MISTIC was compared to individual component features (MetaSVM, MetaLR, VEST4, Condel, CADD, PolyPhen2, SIFT) used in its model (in grey) and the best-performing tools recently published (in color). The Area Under the receiver operating characteristics Curve (AUC) is shown in brackets.
Fig 2Evaluation of prediction tools on different variant analysis scenarios.

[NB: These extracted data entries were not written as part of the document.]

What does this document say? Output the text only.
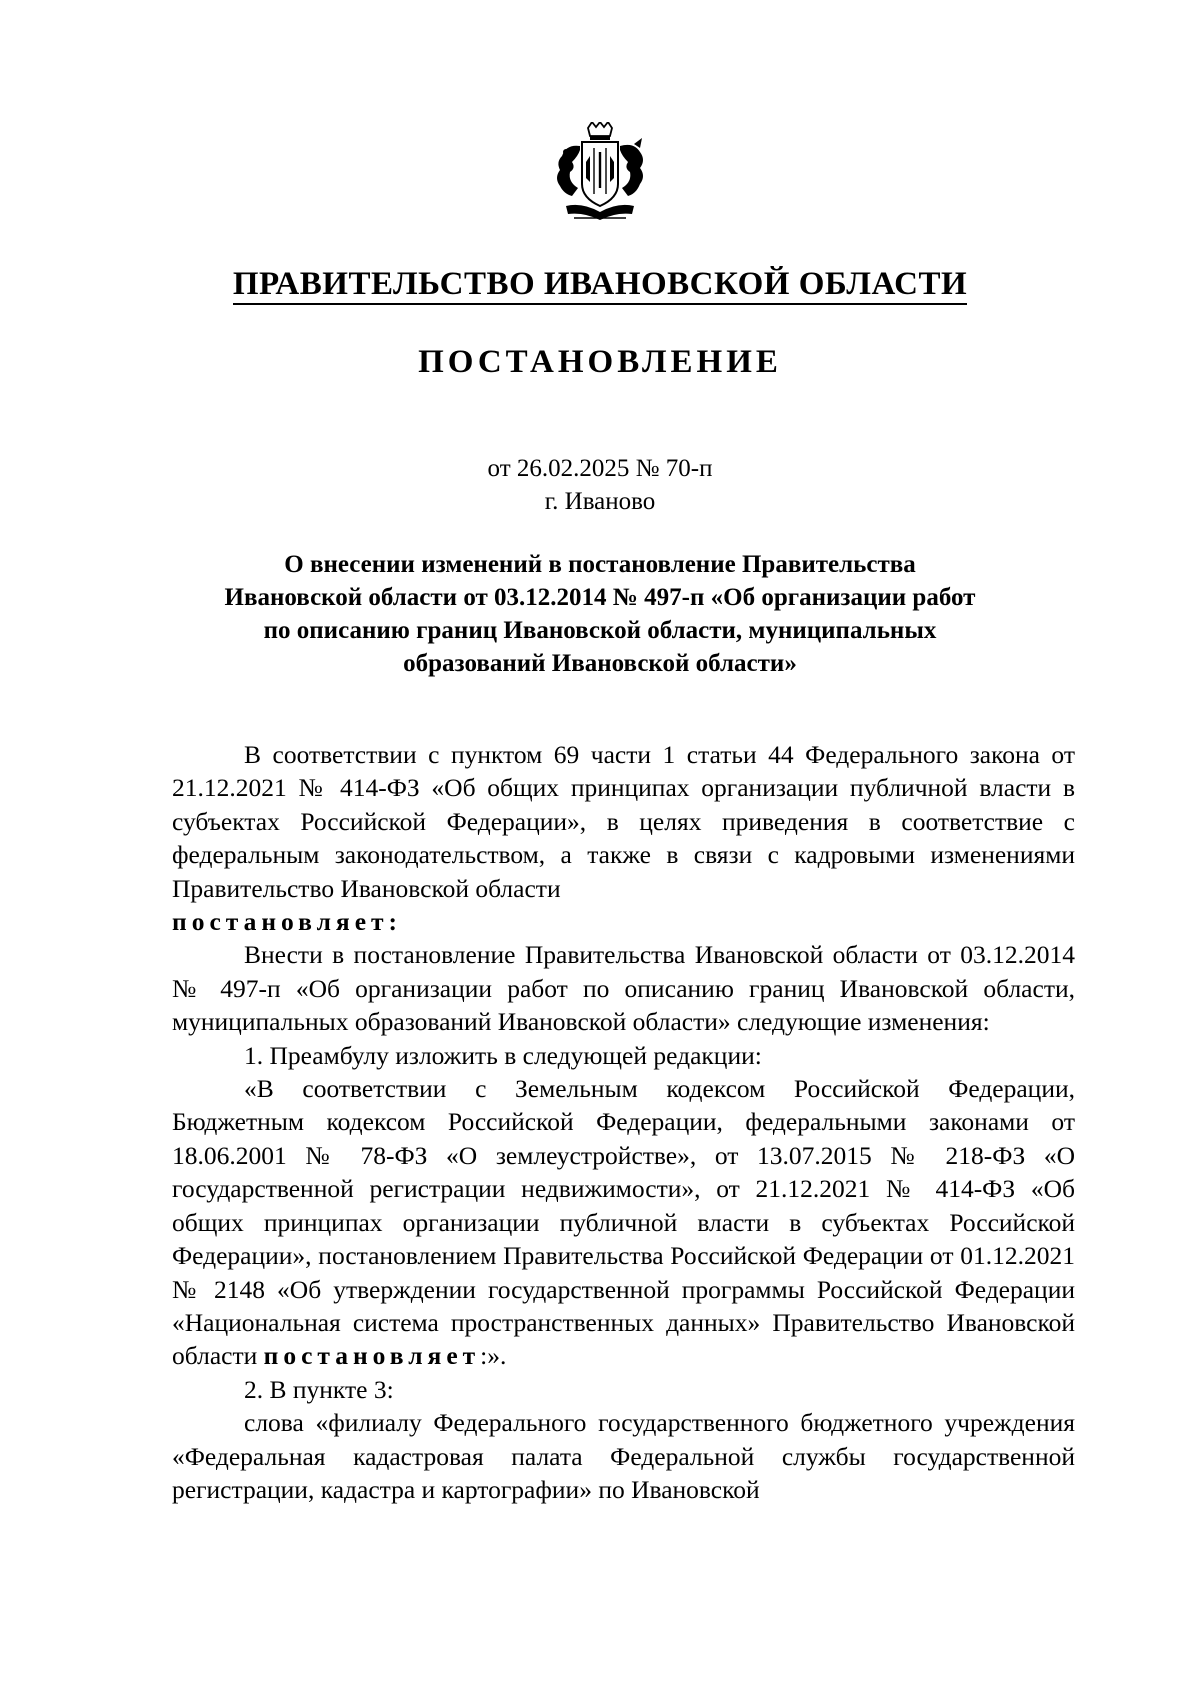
ПРАВИТЕЛЬСТВО ИВАНОВСКОЙ ОБЛАСТИ
ПОСТАНОВЛЕНИЕ
от 26.02.2025 № 70-п
г. Иваново
О внесении изменений в постановление Правительства
Ивановской области от 03.12.2014 № 497-п «Об организации работ
по описанию границ Ивановской области, муниципальных
образований Ивановской области»

В соответствии с пунктом 69 части 1 статьи 44 Федерального закона от 21.12.2021 № 414-ФЗ «Об общих принципах организации публичной власти в субъектах Российской Федерации», в целях приведения в соответствие с федеральным законодательством, а также в связи с кадровыми изменениями Правительство Ивановской области

постановляет:

Внести в постановление Правительства Ивановской области от 03.12.2014 № 497-п «Об организации работ по описанию границ Ивановской области, муниципальных образований Ивановской области» следующие изменения:

1. Преамбулу изложить в следующей редакции:

«В соответствии с Земельным кодексом Российской Федерации, Бюджетным кодексом Российской Федерации, федеральными законами от 18.06.2001 № 78-ФЗ «О землеустройстве», от 13.07.2015 № 218-ФЗ «О государственной регистрации недвижимости», от 21.12.2021 № 414-ФЗ «Об общих принципах организации публичной власти в субъектах Российской Федерации», постановлением Правительства Российской Федерации от 01.12.2021 № 2148 «Об утверждении государственной программы Российской Федерации «Национальная система пространственных данных» Правительство Ивановской области постановляет:».

2. В пункте 3:

слова «филиалу Федерального государственного бюджетного учреждения «Федеральная кадастровая палата Федеральной службы государственной регистрации, кадастра и картографии» по Ивановской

The performance of MISTIC was compared to other missense prediction tools for the discrimination of deleterious variants from rare benign variants and population-specific missense variants. All prediction tools were evaluated using novel deleterious variants (Fig 2A - ClinVarNew and Benign_EvalSet set), known deleterious variants from diverse sources (Fig 2B - DoCM and Benign_EvalSet set), rare benign variants with MAF data (<0.01, <0.005, <0.001, <0.0001, singleton) or benign variants without MAF (ClinVarNew/DoCM and PopSpe_EvalSet: UK10K, SweGen, WesternAsia; Fig 2C).
Fig 3Evaluation of the different missense prediction tools using simulated and real disease exomes.
A–Distribution of the percentage of predicted deleterious variants in the simulated disease exomes. B–Ranking of the “causative” deleterious variants introduced in simulated disease exomes. C–Distribution of the percentage of predicted deleterious variants on the exomes of the MyoCapture project. D–Ranking of the causative deleterious variants identified in real congenital myopathy exomes from the MyoCapture project.
Fig 4Distribution of scores for deleterious and benign variants.
The variants of the deleterious (Del_EvalSet) and benign sets with MAF (Benign_EvalSet) were pooled and the distribution of the scores for deleterious and benign variants were represented using violin plots. Red area–distribution of scores for deleterious variants. Green area–distribution of scores for benign variants. Black line–recommended threshold.